29 September 2010
Guess this means it’s columnar jointing week
Posted by Jessica Ball
Well, since everyone else is getting in on the columnar jointing meme/festival/whatever, I suppose I could throw a few photos out there…
Some of the oldest volcanics in the Vulsini volcanic district, Italy: a jointed trachyte from the Bolsena caldera complex. (The tree at the top of the cliff is about 3 m tall.) This is one of my favorite photos, because you can see multiple cooling sets divided by fractures – and it really emphasizes how columns form from inward-directed cooling.
Willow Mountain, Terlingua, Texas (near Big Bend). Beautiful columnar jointing throughout. (No scale on this one, but I’d say it’s about 200 meters from top to base.)
And, finally, an actual example of columnar jointing in basalt, which is probably much more common than jointing in an any of the other stuff I’ve mentioned: a lava flow near St. George, Utah. (Wish I could figure out where, but Google Earth isn’t helping today. Has anyone seen this abandoned water tank?)
I really like the picture of the jointed trachyte. Is that the name for such a radial cooling pattern (if that makes sense)? There's an outcrop in the Columbia River Gorge that exhibits the same pattern. I never knew what it was called though.
(Wish I could figure out where, but Google Earth isn't helping today. Has anyone seen this abandoned water tank?)This picture is of a scene just north of St. George — people drive right by it on I-15 all the time (between exits 13 and 16 from I-15), but only we select few know how cool it really is….
From Dave Tucker at Northwest Geology Field Trips: Dear Tuff Cookie and friends of columnar jointing,I took Jessica’s comment about someone in Washington declaraing ‘Columnar Jointing Week’ literally and decided it would be quicker and easier to post pics of columns in Washington State rather than wait ‘for someone in Washington’ to declare National Columnar Jointing Week.The post and pictures can be found at http://nwgeology.wordpress.com/2010/09/29/columnar-jointing-in-washington/
Got you the coordinates of the St. George basalt on Google Earth: 37°09'29.64"N, 113°28'22.11"W.
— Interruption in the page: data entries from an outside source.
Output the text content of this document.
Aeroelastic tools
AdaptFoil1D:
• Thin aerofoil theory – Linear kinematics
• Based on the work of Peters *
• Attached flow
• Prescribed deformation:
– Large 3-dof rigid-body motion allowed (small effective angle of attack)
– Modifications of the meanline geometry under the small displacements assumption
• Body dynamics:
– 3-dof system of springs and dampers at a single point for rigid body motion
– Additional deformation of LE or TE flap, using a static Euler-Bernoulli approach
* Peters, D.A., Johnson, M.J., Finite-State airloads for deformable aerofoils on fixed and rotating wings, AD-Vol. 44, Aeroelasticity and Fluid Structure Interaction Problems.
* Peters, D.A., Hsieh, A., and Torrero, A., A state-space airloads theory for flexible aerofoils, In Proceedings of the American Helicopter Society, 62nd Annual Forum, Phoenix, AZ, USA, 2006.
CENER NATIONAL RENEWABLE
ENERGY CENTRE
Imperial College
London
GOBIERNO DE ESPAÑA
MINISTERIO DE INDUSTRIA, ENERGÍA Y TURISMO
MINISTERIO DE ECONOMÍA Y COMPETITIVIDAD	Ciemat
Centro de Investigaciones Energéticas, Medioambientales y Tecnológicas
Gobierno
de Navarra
Hi Jessica! My Volcanology Group runs a Volcano blog (deliberately in Hungarian language). Following your announcement to have a Columnar Jointing week I posted selected photos from the exceptional nice columnar jointed volcanic rocks of the Carpathian-Pannonian region, eastern-central Europe. Visit: http://tuzhanyo.blogspot.com/2010/10/oszlopos-lavakozetek-kiveteles.html
I’ve been looking all over the internet to try and find this and what it is called because I drive by it on my way from California to Colorado and it looks just like Devils Postpile, I can’t believe nobody really even knows what they have here especially for being so easily accessible. This website is the only thing I was able to pull up and that water tank thing is right there, I remember. Dinogami, those coordinates are exactly the spot. Now each time I drive by, I can know that it is what I thought, columnar basalt.